Apesar disso, o representante do Ministério Público do Estado de São Paulo (MP-SP) considera “não haver elementos” para provar a compra dos votos.

O suposto envolvimento dos dois parlamentares se deu de formas diferentes. Donizeti viu um indicado a cargo na Prefeitura, Richardson Ademir de Oliveira, que atuou em sua campanha eleitoral, exonerado após votar contra o projeto do prefeito, em abril. No mês seguinte, quando a proposta retornou em segunda discussão, poucos dias após Donizeti ter mudado de voto e colaborado para sua aprovação, Richardson foi readmitido no Paço Municipal. Na ocasião, a Prefeitura justificou o retorno do assessor com o argumento de que ele teria “se reciclado”.

Já JP Miranda, dias após votar contra o projeto, perdeu a cadeira como suplente — uma vez que Crespo exonerou da Secretaria de Relações Institucionais e Metropolitanas o vereador detentor do mandato, Anselmo Neto (PSDB). Dias depois, porém, Neto foi novamente nomeado para o primeiro escalão do governo e Miranda, ao retornar à Câmara, votou pela aprovação da criação do cargo de interesse do prefeito. As duas situações levaram Bastos Filho a cobrar explicações dos vereadores envolvidos, além da Prefeitura e da direção local do PSDB.

Em resposta ao promotor, João Donizeti alegou que mudou o voto após ser convencido pelo prefeito sobre a necessidade do cargo.
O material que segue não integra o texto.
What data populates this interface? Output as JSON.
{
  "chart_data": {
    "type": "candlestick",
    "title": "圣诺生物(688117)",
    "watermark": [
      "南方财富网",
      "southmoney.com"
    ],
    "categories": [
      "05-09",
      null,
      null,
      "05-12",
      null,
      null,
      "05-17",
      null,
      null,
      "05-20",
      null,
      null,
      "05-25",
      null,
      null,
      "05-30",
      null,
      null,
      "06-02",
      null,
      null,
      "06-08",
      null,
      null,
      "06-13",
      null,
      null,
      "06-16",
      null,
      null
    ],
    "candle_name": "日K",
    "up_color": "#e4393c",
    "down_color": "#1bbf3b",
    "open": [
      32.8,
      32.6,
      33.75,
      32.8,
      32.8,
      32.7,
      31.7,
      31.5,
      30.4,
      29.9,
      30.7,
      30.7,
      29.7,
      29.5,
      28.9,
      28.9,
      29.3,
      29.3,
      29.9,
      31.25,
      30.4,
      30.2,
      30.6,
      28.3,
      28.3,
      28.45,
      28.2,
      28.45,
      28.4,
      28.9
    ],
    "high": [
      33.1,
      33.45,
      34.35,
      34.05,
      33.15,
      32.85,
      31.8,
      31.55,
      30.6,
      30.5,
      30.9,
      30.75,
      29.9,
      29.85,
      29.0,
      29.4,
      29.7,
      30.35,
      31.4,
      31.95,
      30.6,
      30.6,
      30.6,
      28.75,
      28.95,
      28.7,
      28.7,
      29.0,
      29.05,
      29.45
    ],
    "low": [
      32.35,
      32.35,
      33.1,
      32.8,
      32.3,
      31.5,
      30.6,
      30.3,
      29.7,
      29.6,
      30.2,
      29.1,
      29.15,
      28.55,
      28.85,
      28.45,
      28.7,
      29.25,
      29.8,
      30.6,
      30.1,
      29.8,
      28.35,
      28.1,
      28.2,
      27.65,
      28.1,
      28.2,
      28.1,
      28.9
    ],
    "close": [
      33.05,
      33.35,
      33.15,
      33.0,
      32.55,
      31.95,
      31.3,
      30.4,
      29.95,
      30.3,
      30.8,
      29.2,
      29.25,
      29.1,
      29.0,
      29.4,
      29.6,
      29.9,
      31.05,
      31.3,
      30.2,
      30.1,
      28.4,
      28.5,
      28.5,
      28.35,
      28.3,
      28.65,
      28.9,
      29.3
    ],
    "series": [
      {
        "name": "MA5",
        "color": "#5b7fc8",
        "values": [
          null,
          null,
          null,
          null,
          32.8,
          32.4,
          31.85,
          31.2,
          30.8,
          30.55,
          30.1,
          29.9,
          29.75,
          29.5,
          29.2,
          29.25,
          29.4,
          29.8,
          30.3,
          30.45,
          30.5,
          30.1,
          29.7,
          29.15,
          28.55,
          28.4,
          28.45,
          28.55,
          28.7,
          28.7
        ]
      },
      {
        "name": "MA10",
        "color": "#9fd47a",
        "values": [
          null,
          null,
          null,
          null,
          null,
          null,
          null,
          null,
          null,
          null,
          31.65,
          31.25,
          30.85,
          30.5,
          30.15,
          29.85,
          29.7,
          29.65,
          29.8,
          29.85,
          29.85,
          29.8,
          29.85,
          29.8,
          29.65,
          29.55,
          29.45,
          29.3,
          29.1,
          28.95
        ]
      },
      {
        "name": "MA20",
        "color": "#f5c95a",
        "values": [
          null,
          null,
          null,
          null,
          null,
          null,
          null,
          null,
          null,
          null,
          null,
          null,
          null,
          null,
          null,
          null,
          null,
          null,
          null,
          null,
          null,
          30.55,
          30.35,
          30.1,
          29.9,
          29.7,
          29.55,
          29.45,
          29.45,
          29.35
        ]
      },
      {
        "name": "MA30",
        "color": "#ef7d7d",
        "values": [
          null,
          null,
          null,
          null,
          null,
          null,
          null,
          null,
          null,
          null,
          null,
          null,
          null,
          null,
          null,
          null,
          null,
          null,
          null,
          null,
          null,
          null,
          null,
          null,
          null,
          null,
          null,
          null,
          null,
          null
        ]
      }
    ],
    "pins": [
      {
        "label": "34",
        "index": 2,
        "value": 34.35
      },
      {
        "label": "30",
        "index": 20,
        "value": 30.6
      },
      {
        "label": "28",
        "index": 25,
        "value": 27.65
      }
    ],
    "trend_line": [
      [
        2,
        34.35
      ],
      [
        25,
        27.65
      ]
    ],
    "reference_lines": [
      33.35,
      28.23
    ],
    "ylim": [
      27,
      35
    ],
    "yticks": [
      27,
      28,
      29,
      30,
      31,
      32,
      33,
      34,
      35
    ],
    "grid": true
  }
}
O vereador do PSDB também apresentou informações sobre a situação envolvendo o assessor Richardson de Olveira, negando que ele fosse seu indicado e alegando se tratar de “pessoa extremamente qualificada” e que fazia parte do quadro de funcionários da Prefeitura desde 2000. De acordo com o portal da transparência da Prefeitura, antes de retornar no governo Crespo, o servidor permaneceu no quadro da administração municipal entre dezembro de 2009 e outubro de 2016, quando o cargo comissionado que ele ocupava (oficial de gabinete) foi extinto.

JP Miranda, por sua vez, disse que nunca foi contrário à criação do cargo de assessor em Brasília, tendo votado contra o projeto na primeira discussão não por conta de seu mérito, mas “pelos termos como foi redigido e apresentado”. Ele declarou ainda não encarar como um castigo a exoneração de Anselmo Neto que resultou na sua perda de mandato, sendo essa entendida como uma prerrogativa do prefeito.

Ao determinar o arquivamento do inquérito, o promotor de Justiça, além de apontar falta de provas, listou outros dois vereadores que mudaram de voto entre a primeira e segunda discussão do polêmico projeto de criação do cargo em Brasília: Fausto Peres (Podemos) e Helio Brasileiro (PMDB).